Department of Computer Science and Engineering, National Institute of Technology Thiruchirappalli, Tamil Nadu 620015, India.
Behav Brain Res. 2025 Feb 4;477:115295. doi: 10.1016/j.bbr.2024.115295. Epub 2024 Oct 18.
The electroencephalogram (EEG) based brain-computer interface (BCI) system employing imagined speech serves as a mechanism for decoding EEG signals to facilitate control over external devices or communication with the external world at the moment the user desires. To effectively deploy such BCIs, it is imperative to accurately discern various brain states from continuous EEG signals when users initiate word imagination.
This study involved the acquisition of EEG signals from 15 subjects engaged in four states: resting, listening, imagined speech, and actual speech, each involving a predefined set of 10 words. The EEG signals underwent preprocessing, segmentation, spatio-temporal and spectral analysis of each state, and functional connectivity analysis using the phase locking value (PLV) method. Subsequently, five features were extracted from the frequency and time-frequency domains. Classification tasks were performed using four machine learning algorithms in both pair-wise and multiclass scenarios, considering subject-dependent and subject-independent data.

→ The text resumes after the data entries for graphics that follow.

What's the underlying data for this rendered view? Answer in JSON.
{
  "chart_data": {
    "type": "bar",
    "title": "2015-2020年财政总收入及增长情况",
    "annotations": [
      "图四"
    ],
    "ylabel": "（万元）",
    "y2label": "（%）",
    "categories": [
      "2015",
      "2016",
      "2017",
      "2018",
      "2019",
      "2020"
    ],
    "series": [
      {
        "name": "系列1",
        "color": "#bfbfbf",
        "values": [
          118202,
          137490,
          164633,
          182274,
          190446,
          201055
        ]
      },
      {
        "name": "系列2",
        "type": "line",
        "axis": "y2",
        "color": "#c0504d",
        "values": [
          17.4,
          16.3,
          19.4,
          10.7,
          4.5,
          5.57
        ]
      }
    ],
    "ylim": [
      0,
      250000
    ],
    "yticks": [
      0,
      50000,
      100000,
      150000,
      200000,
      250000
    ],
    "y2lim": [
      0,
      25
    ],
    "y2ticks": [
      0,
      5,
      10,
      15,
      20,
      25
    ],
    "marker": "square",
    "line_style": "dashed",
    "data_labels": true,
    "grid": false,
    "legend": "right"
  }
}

In the subject-dependent scenario, the random forest (RF) classifier achieved a maximum accuracy of 94.60 % for pairwise classification, while the artificial neural network (ANN) classifier achieved a maximum accuracy of 66.92 % for multiclass classification. In the subject-independent scenario, the random forest (RF) classifier achieved maximum accuracies of 81.02 % for pairwise classification and 55.58 % for multiclass classification. Moreover, EEG signals were classified based on frequency bands and brain lobes, revealing that the theta (θ) and delta (δ) bands, as well as the frontal and temporal lobes, are sufficient for distinguishing between brain states.
The findings promise to develop a system capable of automatically segmenting imagined speech segments from continuous EEG signals.
基于想象言语的脑电图(EEG)脑机接口(BCI)系统作为一种从 EEG 信号解码的机制,可在用户想要的时刻促进对外部设备的控制或与外部世界进行通信。为了有效地部署这种 BCI,当用户开始想象单词时,从连续的 EEG 信号中准确地辨别各种大脑状态是至关重要的。
本研究从 15 名参与四个状态的受试者中采集 EEG 信号:休息、聆听、想象言语和实际言语,每个状态都涉及一组预定义的 10 个单词。EEG 信号经过预处理、分段、每个状态的时空和频谱分析,以及使用锁相值(PLV)方法的功能连接分析。随后,从频域和时频域中提取了五个特征。在基于个体和独立于个体的数据的情况下,使用四种机器学习算法在两两和多类场景中进行分类任务。
在基于个体的场景中,随机森林(RF)分类器在两两分类中的最大准确率为 94.60%,而人工神经网络(ANN)分类器在多类分类中的最大准确率为 66.92%。在独立于个体的场景中,随机森林(RF)分类器在两两分类中的最大准确率为 81.02%,在多类分类中的最大准确率为 55.58%。此外,根据频带和脑叶对 EEG 信号进行了分类,结果表明θ和δ带以及额叶和颞叶足以区分大脑状态。
这些发现有望开发出一种能够自动从连续 EEG 信号中分割想象言语段的系统。